ROMA – Al Teatro Arcobaleno ha appena debuttato Tartufo”, una commedia scritta da  Molière e che risale al 1664.   Si tratta di un classico, che ha costituito una pietra miliare nella storia del teatro mondiale. Un lavoro in cui l’autore tratta temi per quell’epoca abbastanza tabù, come l’ipocrisia, la falsità, l’avidità, l’impudenza, per di più celati sotto un manto di perbenismo e di finto moralismo.

Mali cui oggi siamo ben avvezzi, purtroppo, in quanto spesso ostentati da potenti e non, ma che allora apparivano come una vera e propria messa a nudo della società francese, una satira che le classi dominanti non potevano permettere. 

Tartufo rappresenta l’impostore per antonomasia, come da titolo originale. E la commedia ci racconta la storia di questo Monsieur Tartuffe che riesce a plagiare – diremmo oggi –  un borghese benestante, spacciandosi per un timorato di Dio, con l’intento nascosto di carpirgli la figlia, la moglie e tutti i suoi beni. Ovviamente, alla fine l’impostore verrà smascherato, ma la storia è fin troppo nota per scendere in altri dettagli dell’intreccio.

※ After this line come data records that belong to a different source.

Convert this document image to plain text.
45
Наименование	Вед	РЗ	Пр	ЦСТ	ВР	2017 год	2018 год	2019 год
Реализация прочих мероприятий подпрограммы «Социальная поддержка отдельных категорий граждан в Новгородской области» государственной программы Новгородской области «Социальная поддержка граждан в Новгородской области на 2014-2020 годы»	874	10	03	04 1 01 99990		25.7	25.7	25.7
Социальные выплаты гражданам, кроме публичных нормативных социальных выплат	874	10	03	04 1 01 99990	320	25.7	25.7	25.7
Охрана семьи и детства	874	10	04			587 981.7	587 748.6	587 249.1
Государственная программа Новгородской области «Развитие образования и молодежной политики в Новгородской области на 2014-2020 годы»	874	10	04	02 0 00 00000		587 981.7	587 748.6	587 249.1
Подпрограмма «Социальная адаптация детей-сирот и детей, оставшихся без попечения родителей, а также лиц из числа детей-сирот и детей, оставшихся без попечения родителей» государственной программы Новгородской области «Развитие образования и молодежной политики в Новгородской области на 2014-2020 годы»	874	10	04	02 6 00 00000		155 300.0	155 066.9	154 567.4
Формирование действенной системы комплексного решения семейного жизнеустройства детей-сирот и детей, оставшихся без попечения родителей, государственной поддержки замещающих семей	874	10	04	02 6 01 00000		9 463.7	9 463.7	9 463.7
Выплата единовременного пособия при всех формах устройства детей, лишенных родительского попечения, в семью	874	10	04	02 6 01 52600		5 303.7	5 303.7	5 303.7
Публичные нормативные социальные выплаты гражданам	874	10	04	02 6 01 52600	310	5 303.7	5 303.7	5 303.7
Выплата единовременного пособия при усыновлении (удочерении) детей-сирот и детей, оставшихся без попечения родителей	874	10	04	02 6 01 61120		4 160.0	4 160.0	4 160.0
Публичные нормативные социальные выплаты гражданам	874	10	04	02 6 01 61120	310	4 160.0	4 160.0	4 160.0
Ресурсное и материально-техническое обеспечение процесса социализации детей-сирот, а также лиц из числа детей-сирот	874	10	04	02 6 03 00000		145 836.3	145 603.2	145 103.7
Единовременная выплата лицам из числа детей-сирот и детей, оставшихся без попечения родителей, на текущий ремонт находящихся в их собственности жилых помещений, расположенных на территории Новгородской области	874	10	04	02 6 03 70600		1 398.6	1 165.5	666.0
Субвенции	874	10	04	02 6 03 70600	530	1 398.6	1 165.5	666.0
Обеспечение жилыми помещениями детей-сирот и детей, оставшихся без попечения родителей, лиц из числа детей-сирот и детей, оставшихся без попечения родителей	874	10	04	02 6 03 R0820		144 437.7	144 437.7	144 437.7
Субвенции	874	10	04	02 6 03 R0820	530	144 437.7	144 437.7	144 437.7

Anche perché dobbiamo dire subito che la particolarità di questo allestimento  risiede proprio nel lavoro di regia di  Nicasio Anzelmo, apprezzato regista siciliano, che ha fatto un lavoro straordinario. Infatti, il ritmo impresso a tutta la commedia e le originalissime trovate sceniche trasformano in chiave moderna ed efficace i meccanismi drammaturgici chiaramente datati, ovviando anche ad alcune lentezze del testo, che si notano soprattutto nella parte iniziale. 

 

Lo spettacolo inizia con una tipica marcia funebre suonata da una banda di paese per il Venerdi Santo (come da tradizione tipicamente siciliana!): all’apertura del sipario, in una scena volutamente e suggestivamente surreale, il timbro cupo degli ottoni e dei bassi sfuma per cedere il passo a un tango sfrenato, che tutti gli attori ballano con veemenza: questo è il biglietto da visita dell’opera! Che va avanti grazie a movimenti scenici del tutto atipici, tra piacevoli pantomime e con una enfatizzazione volutamente esagerata di tutti i personaggi. 

 

Molto bella la scena in cui la ricerca di vecchi documenti si trasforma in un irreale sfarfallio di fogli lanciati in aria! Con un pizzico di “campanilismo” abbiamo anche gradito un paio di frasi che Orgone pronuncia in siciliano. 

 

Ottimo il cast: Victor Carlo Vitale dà vita a un credibile “monsieur Tartuffe”, impeccabile nel suo personaggio, mentre diventa centrale nella storia il ruolo della cameriera Dorina, interpretato da una grande Monica Guazzini, Ci sono piaciuti inoltre Sergio Smorfa, che dà vita al padrone di casa Orgone, Alessandra Fallucchi (sicura e abile nella veste di sua moglie Elvira) Giovanni Carta, nel coraggioso ruolo del cognato Cleante, la vivacissima Ludovica di Donato (la figlia Mariana), Mario Scerbo (il figlio Valerio), e ancora Gioietta Gentile (la madre Pernella), Marco Usai (Davide), Giampiero Botta (il delegato di polizia) e Marco Martino (il secondo Tartufo): quest’ultimo, come personaggio, non è stato previsto da Molière, ma è stato aggiunto da Anzelmo: è una figura senza battute, che entra alla fine, quando “monsieur Tartuffe” viene scoperto e sbugiardato. “Perché i tartufi non muoiono mai – confessa il regista – si riproducono sempre”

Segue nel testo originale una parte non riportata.